The coldest night I have spent in California was in the high desert of the Mojave. Edmund C. Jaeger sensibly notes in his The California Deserts, Stanford University Press, 1933, "on the high Mojave Desert one may reasonably expect to experience a light fall of snow after the middle of November and as late as mid April.". Such was the case when my son Will and I camped along the Mojave road at around 5,000 feet in sight of the snow capped peaks of Pinto and Table Top Mountain, both well over six thousand feet. It was very early January and the evening was spent huddling around the camp fire, leaning well into it, ignoring the wood smoke and the smell of burning rubber as my feet got a little too intimate with the flames. We survived the night and the next day when we descended down towards Soda Lake the air warmed, we left the alpine vegetation behind and brilliant sunshine played over the desert vastness, punctuated only by the occasional creosote and burrobush.

In Southern California we are never far from this paradigm of the desert climate - warm days and cold nights. Sure, it is moderated at the beach: less warm days and less cold nights - but here in Ojai, we are firmly in the zone. Temperatures crash at sundown.

We live, as I have mentioned before, in prime passive-solar territory (Are We Green Yet? ). Baruch Givoni, father of modern passive solar design is an Israeli - he grew up in the desert, where the temperature conveniently trips from warm to cold at nightfall. By-pass this diode and you can achieve 365-24-7 thermal comfort: harvest the daytime warmth and dissipate it at night. Unfortunately, this only works well when you live in a place under the thrall of the desert climate paradigm - like So Cal and other desert regions of the south west.

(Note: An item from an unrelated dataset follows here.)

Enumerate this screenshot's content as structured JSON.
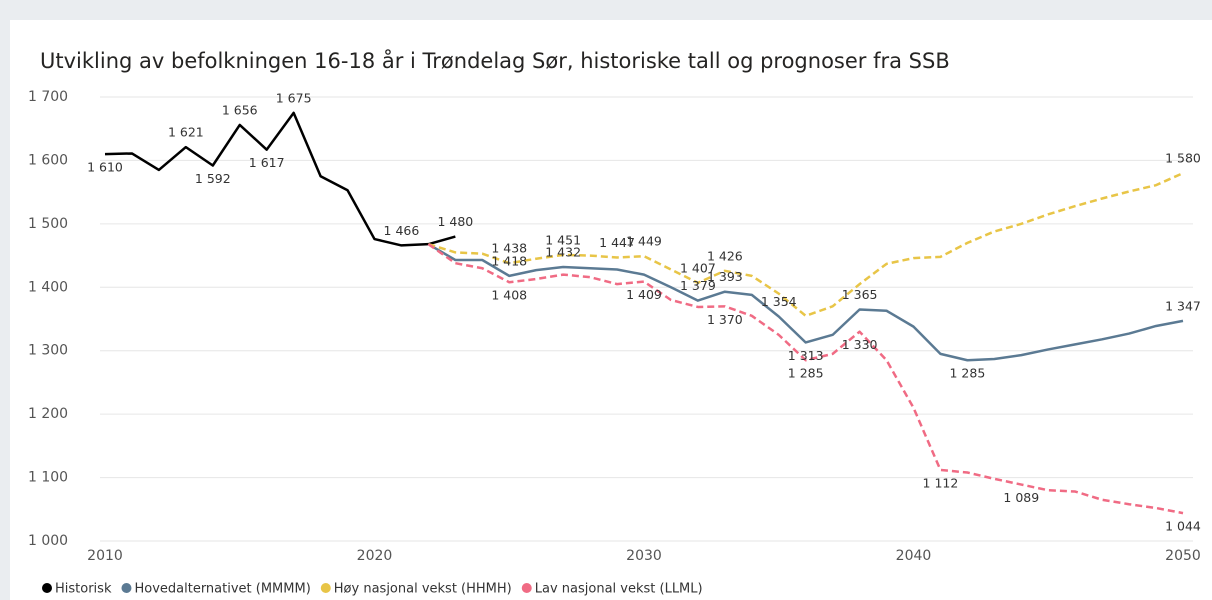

Although in 2003, about 35,000 people died in Europe during a two-week heat wave, W. R. Keatinge, G. C. Donaldson, two British researchers note that,

"Cold-related deaths are far more numerous than heat-related deaths in the United States, Europe, and almost all countries outside the tropics, and almost all of them are due to common illnesses that are increased by cold. Coronary and cerebral thrombosis account for about half of the cold-related deaths and respiratory disease for about half the rest ".

Either way, thermal comfort is essential to good health. Here in Southern California we have the means to assure equitable temperatures year-round with minimal energy inputs: we aim to make of our simple barn in winter a summer palace; but if we occasionally miss the mark we will zip into a Patagonia fleece and think of Jimmy Carter.